In the barracks she visits the quiet dead. But she does not stay long, because old Tookwi’s moans suggest that he is awake and may awaken others too. Outside, she creeps up the stone staircase to the top of the walls where the sentries used to be posted. Her eyes move across the moonlit plains, trying to pick out the dark thicket into which Katja rode with her young suitor, the trip from which she returned alone. I was in such a hurry I didn’t even take off my shoes. No, she must not think of that. But she cannot restrain her thoughts. Too much has happened over the past two days. It has gone so well. As such things go. And she, who has all her life been so clumsy in everything she attempted, has passed this test with so much confidence and efficacy that it would seem as if it she’s always been destined for it. But is this really what she has foreseen? Is this what was supposed to happen? And for how long, how far, must it go on? Until they reach Windhoek, she imagines. And then…?
Throughout this day, and through everything that has led up to it, she has had to contain herse
lf, keep a tight, tight rein on her feelings. But now, at last, alone in the vastness of the night, she can feel a tremor building up inside. She still tries to control it. She must not, dare not, give way. She must keep the end in sight, otherwise nothing can be justified.
A slight moan escapes her. She tries to stifle it. At that moment a hand touches her shoulder from behind. The shock is so great that her whole body contracts; she would have fallen had two enormously strong arms not taken hold of her.
“Is me,” says Kahapa, so softly that it feels like a rumbling in the earth itself. “I watch for you.”

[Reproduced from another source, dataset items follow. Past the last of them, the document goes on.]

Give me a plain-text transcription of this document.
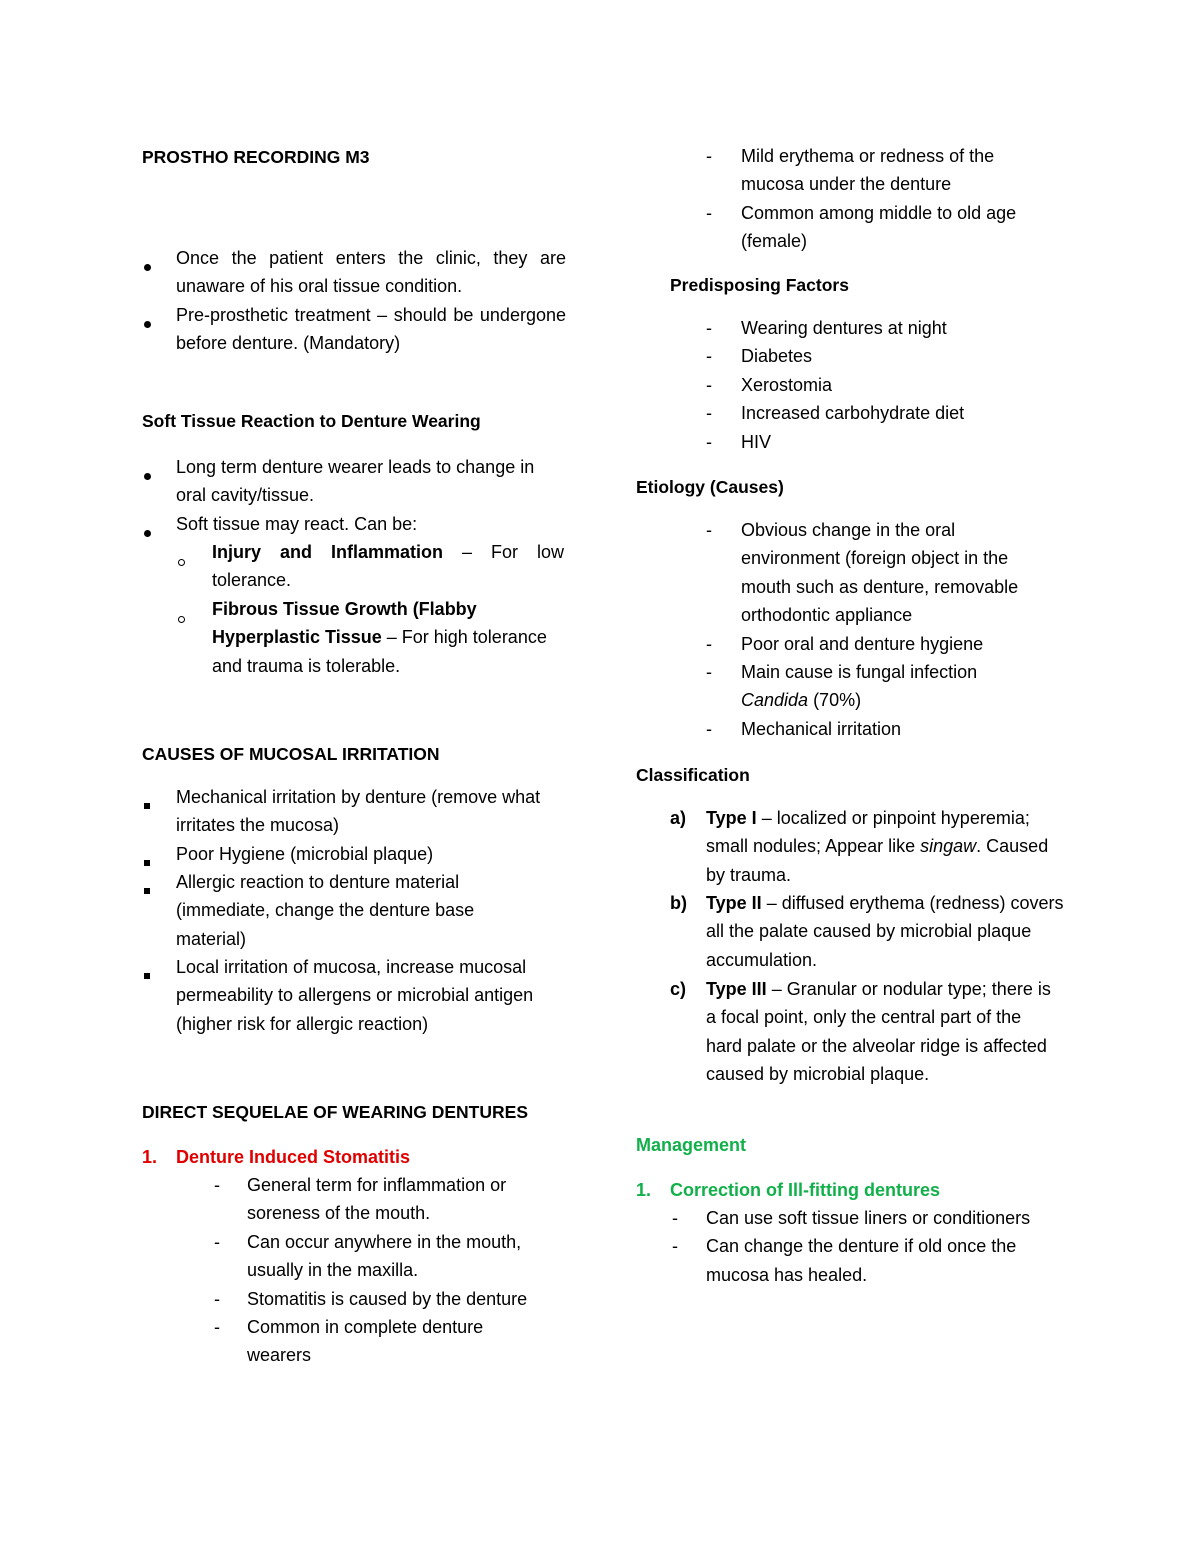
PROSTHO RECORDING M3
Once the patient enters the clinic, they are unaware of his oral tissue condition.
Pre-prosthetic treatment – should be undergone before denture. (Mandatory)
Soft Tissue Reaction to Denture Wearing
Long term denture wearer leads to change in oral cavity/tissue.
Soft tissue may react. Can be:
Injury and Inflammation – For low tolerance.
Fibrous Tissue Growth (Flabby Hyperplastic Tissue – For high tolerance and trauma is tolerable.
CAUSES OF MUCOSAL IRRITATION
Mechanical irritation by denture (remove what irritates the mucosa)
Poor Hygiene (microbial plaque)
Allergic reaction to denture material (immediate, change the denture base material)
Local irritation of mucosa, increase mucosal permeability to allergens or microbial antigen (higher risk for allergic reaction)
DIRECT SEQUELAE OF WEARING DENTURES
1. Denture Induced Stomatitis
- General term for inflammation or soreness of the mouth.
- Can occur anywhere in the mouth, usually in the maxilla.
- Stomatitis is caused by the denture
- Common in complete denture wearers
- Mild erythema or redness of the mucosa under the denture
- Common among middle to old age (female)
Predisposing Factors
- Wearing dentures at night
- Diabetes
- Xerostomia
- Increased carbohydrate diet
- HIV
Etiology (Causes)
- Obvious change in the oral environment (foreign object in the mouth such as denture, removable orthodontic appliance
- Poor oral and denture hygiene
- Main cause is fungal infection
Candida (70%)
- Mechanical irritation
Classification
a) Type I – localized or pinpoint hyperemia; small nodules; Appear like singaw. Caused by trauma.
b) Type II – diffused erythema (redness) covers all the palate caused by microbial plaque accumulation.
c) Type III – Granular or nodular type; there is a focal point, only the central part of the hard palate or the alveolar ridge is affected caused by microbial plaque.
Management
1. Correction of Ill-fitting dentures
- Can use soft tissue liners or conditioners
- Can change the denture if old once the mucosa has healed.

As at the mission station. As everywhere. As always. I watch for you.
This is too much for her. She collapses against his massive shoulder. He sits down with her, his broad back supported against the high parapet, his arms holding her.
“If you want, you cry,” he tells her.
She doesn’t know for how long she keeps shaking, her body sheltered against his, his hands holding her, making long stroking movements over her shoulders, her arms, her scarred face.
“You cry,” he says again.
It is an animal sound that comes from her, a sound from the depths of her being, the accumulated crying of a lifetime in which all her pain and bitterness, the lack of understanding, the futile gropings, the emptiness, the hope against all hope, the disappointments, the agonies, break out. And it takes a long time to subside. But he is patient, there is no irritation or haste or urgency in him, he has all the time in the world, she feels.
Spent, exhausted, she sinks into silence. Now she needs to talk, more urgently than ever since the night she lost her tongue. And yet she knows that even if she had a tongue tonight there would be no words for what she so desperately wants to say.
Perhaps he senses it. What he says, at last, without interrupting the slow rocking of her body cradled against him, is, “I talk now?”